The Australian labour movement has been a driver of progress and fairness in our political and economic history.

I support the continued affiliation between unions and the Australian Labor Party and I support union members getting more involved in a more open and participatory Labor Party.

Strong, active unions that fight for working people are absolutely in the Labor interest – it is only under Labor governments that working people and unions make great progress for fairness and decency in the workplace.

This means we must work together to ensure that we have a strong Labor Party, in touch with the community and progressive values ready to challenge conservatives and take government.

As Transport Minister, I worked with the TWU to deliver SafeRates for truck drivers and I worked with the MUA to deliver shipping reform for Australian seafarers.

As Leader of the House, I worked with United Voice to deliver equal pay legislation for community workers and historic improvements in pay and conditions for aged care workers and early childhood educators through a minority Parliament.

Delivering with union members is what I have done and I’ll fight to keep those achievements in the next three years.

Bill Shorten:

The Labor Party is called a Labor party for a very good reason.

Just as I am a life long member of the Labor Party, I am a life long trade unionist.

We are a part of a wider labour movement.
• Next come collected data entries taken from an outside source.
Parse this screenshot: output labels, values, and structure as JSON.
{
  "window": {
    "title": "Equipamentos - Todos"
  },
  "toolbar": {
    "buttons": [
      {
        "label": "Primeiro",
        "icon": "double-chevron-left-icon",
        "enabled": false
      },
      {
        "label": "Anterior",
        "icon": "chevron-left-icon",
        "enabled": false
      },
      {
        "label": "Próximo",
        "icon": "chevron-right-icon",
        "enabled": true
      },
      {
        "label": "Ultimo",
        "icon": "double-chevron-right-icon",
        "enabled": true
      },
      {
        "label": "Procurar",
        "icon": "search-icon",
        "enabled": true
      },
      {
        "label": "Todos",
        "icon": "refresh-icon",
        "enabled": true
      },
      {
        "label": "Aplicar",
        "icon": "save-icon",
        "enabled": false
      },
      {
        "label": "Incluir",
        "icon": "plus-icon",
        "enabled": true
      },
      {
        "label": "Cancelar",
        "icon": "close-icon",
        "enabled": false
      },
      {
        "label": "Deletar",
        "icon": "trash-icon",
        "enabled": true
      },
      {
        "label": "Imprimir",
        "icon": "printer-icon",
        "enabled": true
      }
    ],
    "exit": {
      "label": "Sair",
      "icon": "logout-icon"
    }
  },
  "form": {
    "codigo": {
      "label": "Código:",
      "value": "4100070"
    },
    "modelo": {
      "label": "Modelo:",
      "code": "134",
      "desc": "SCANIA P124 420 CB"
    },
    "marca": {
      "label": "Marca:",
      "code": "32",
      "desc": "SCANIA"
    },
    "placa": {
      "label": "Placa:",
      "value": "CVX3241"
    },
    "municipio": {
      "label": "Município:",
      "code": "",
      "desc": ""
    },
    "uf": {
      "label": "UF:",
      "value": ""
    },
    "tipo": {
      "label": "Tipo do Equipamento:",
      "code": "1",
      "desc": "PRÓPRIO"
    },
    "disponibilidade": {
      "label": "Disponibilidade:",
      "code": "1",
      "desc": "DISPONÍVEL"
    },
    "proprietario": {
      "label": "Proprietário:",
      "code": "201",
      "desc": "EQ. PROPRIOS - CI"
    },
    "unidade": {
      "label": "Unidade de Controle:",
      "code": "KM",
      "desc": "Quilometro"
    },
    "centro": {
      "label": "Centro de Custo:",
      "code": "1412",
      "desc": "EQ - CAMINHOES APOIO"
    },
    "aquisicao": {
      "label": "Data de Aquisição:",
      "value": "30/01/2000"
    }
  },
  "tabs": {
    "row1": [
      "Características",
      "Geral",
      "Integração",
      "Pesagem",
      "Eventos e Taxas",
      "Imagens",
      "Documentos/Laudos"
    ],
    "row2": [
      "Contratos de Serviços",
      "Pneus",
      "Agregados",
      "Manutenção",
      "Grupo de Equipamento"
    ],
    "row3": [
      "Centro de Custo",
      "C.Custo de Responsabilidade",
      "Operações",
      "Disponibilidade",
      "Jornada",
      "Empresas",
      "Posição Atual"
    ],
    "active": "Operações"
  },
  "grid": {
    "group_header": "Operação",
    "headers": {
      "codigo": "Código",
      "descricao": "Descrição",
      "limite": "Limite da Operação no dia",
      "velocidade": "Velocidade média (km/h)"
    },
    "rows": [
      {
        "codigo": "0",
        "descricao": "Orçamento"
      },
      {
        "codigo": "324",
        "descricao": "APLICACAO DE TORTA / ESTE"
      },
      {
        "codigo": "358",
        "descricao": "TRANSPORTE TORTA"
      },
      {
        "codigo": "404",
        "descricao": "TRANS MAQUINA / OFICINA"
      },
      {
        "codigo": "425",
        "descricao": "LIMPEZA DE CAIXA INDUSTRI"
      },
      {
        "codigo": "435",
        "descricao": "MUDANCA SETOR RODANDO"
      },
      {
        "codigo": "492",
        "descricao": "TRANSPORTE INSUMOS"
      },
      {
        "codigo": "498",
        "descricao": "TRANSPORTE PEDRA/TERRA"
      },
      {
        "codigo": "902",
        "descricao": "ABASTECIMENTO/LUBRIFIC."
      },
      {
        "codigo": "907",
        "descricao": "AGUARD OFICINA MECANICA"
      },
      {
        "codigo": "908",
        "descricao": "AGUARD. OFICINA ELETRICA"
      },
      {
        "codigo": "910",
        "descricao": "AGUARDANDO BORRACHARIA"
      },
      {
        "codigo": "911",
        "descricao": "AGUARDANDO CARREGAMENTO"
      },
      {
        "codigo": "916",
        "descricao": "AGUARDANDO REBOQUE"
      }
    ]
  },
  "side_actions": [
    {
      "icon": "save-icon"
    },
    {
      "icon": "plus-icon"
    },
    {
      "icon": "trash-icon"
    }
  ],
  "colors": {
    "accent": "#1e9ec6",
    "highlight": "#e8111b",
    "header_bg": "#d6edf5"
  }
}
Always have been and always will be. Unions keep Labor grounded and in touch with workers. The relationship between unions and Labor is fundamental not just to our past but also to our future.

It is a relationship which must never be broken.??But I do believe that Labor must modernise its relationship with the union movement if it is to remain a viable force. Modernising the relationship between unions and Labor means strengthening the role individual union members play in the Labor Party.

I’d like to see individual union members play a vastly expanded role in setting party policy, campaigning and rebuilding our party from the bottom up.